Erleichterung vs. Belastung
Nicht sichtbar
„Sie sehen wieder richtig gesund aus“, sagte kürzlich eine Nachbarin.
Vor fünf Jahren gerade aus der Isolierstation entlassen, waren Nachbarn, der Hauswart, die Zeitungsfrau in Sorge (haben sie mir später erzählt), ob ich es überhaupt schaffe. Zwischendurch war der Krebs wieder da und ging wieder mit vergleichbar leichter Therapie. Nun bin ich für alle (nicht die engsten Freunde) wieder gesund. Man sieht mir nichts an. Keine Krücken, keine Narben, klare Sprache, normal koordinierte Bewegungen … also was … und doch 100% Schwerbehinderung …
Das kenne ich schon durch meine Sehbehinderung.
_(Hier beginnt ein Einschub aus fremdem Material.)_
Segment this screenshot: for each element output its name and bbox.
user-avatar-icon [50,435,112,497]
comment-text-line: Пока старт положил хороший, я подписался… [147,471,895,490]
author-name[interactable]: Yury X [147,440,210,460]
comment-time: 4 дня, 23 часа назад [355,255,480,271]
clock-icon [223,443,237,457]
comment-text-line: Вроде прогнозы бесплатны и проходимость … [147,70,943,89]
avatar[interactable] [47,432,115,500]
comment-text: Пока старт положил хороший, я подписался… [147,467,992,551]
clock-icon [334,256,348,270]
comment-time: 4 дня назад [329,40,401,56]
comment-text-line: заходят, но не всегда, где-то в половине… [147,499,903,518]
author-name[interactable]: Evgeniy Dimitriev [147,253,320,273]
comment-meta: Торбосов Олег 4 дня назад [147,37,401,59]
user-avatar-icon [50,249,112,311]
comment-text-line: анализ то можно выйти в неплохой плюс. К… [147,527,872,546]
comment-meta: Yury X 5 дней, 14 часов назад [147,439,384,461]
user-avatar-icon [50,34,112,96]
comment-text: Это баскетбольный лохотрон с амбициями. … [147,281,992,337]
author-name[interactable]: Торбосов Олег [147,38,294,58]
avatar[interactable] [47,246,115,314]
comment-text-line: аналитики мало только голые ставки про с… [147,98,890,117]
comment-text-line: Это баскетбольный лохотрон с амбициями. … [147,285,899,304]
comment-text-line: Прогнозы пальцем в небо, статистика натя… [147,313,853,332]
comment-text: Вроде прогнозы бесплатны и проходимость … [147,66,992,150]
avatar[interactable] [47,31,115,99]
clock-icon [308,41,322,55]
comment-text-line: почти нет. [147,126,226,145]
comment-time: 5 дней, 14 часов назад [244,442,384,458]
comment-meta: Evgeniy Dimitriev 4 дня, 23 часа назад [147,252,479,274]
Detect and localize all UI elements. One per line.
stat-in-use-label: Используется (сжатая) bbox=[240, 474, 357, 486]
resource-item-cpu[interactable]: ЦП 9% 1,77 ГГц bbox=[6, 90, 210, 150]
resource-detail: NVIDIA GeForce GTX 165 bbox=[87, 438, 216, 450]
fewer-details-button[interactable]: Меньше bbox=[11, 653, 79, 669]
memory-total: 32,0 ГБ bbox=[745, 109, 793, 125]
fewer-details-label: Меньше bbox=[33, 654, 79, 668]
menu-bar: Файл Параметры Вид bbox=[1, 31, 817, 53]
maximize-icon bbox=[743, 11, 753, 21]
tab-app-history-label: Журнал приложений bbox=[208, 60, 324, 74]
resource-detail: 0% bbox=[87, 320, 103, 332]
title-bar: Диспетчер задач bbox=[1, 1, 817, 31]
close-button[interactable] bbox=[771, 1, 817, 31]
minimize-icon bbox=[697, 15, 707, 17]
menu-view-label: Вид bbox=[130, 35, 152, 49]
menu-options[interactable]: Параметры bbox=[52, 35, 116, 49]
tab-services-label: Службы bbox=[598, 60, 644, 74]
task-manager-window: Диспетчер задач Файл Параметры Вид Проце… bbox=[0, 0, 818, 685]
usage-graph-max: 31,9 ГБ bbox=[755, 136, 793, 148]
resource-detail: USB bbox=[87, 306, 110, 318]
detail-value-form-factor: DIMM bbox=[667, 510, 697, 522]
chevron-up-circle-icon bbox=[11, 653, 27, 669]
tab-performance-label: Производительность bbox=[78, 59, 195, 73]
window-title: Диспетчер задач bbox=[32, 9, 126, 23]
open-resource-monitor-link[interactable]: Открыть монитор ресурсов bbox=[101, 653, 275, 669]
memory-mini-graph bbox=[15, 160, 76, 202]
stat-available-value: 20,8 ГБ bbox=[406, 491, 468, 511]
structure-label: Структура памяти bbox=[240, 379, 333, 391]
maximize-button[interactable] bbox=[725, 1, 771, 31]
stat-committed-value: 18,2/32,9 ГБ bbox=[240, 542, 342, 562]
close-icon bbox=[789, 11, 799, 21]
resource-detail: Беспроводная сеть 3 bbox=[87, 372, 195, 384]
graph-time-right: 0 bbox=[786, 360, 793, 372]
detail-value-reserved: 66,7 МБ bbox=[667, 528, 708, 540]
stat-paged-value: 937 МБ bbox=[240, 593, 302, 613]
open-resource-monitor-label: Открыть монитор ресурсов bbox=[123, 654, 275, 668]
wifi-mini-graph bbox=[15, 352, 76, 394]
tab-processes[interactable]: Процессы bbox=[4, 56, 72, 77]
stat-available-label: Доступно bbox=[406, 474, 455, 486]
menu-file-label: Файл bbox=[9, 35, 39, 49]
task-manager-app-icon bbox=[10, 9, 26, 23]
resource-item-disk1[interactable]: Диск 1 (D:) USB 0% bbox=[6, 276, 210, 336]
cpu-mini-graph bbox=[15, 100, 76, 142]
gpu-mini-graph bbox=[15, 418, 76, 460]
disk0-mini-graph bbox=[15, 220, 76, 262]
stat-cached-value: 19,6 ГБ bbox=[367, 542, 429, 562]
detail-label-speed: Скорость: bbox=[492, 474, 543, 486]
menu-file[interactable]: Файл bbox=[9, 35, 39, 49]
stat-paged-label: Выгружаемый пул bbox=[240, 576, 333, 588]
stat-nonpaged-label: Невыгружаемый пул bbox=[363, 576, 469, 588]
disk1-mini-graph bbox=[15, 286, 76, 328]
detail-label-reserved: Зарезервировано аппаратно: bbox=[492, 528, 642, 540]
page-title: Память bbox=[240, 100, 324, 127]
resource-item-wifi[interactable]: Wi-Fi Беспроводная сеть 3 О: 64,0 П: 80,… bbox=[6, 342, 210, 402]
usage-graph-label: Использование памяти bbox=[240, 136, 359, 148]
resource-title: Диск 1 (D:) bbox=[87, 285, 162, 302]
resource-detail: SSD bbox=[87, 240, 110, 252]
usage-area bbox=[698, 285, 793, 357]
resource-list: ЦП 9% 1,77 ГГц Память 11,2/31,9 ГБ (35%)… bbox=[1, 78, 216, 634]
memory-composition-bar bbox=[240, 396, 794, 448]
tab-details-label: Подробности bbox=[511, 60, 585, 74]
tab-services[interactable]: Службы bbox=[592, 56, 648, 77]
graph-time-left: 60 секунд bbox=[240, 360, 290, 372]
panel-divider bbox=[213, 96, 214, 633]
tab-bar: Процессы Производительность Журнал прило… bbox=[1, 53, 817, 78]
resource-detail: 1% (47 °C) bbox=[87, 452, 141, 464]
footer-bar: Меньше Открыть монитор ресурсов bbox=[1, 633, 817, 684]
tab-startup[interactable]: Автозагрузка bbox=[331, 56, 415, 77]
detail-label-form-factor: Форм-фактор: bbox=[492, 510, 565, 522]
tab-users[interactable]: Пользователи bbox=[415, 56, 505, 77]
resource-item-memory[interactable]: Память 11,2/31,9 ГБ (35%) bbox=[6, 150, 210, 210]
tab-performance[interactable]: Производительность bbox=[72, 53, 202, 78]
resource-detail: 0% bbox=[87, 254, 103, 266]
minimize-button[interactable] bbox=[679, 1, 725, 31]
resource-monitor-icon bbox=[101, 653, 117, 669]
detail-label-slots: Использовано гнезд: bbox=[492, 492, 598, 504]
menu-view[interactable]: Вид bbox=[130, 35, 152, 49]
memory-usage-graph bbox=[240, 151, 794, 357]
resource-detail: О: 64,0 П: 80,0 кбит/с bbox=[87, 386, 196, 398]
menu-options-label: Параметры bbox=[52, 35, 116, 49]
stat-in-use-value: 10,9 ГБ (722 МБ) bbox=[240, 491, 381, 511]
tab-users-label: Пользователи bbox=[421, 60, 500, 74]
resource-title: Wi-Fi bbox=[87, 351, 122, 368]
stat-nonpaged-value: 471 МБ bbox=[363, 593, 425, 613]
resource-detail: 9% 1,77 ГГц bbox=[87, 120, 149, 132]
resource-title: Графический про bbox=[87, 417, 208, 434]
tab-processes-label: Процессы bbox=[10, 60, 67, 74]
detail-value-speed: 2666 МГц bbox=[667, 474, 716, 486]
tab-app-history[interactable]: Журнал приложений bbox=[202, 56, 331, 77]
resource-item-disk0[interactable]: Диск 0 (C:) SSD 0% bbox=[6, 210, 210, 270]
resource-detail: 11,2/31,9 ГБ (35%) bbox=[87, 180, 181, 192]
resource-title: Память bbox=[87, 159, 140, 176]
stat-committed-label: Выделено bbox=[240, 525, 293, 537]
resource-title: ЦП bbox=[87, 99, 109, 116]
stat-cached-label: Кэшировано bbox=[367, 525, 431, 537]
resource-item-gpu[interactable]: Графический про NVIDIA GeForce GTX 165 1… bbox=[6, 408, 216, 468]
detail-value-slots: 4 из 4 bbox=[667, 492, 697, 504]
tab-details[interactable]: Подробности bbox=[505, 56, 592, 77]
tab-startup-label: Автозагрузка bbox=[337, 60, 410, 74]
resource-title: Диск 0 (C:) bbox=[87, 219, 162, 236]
Schwierigkeiten, die ich dadurch habe, sind nicht selbsterklärend. Der Mensch gegenüber blickt in zwei gesund aussehende Augen. Auch die Abstoßungsreaktionen durch die Transplantation kann man meinen Augen nicht ansehen, aber ich spüre sie ständig …
Manchmal denke ich mir, das Transplantat, also meine neuen Stammzellen müssten für alle sichtbar neonfarben leuchten und die geschädigten Nervenzellen (Polyneuropathie) vor allem in meinen Beinen in schrillem Pink leuchten, und bei Reizüberflutung müsste auf meiner Stirn Blaulicht aufleuchten.
Oder ist es gut so, unauffällig in einer Menschenmenge (Bahn, Geschäft usw.) eintauchen zu können, ohne angestarrt zu werden, ohne bemüht unauffällig angeschaut zu werden usw. ?
Es ist so wie es ist und ich werde weiterhin in irritierte, betreten oder schockiert dreinblickende Gesichter mit aufgerissenen Augen und offenen Mündern schauen, wenn ich davon erzähle/etwas erkläre. Denn die Schwierigkeiten, mit denen ich klarkommen und leben muss, sind nicht selbsterklärend.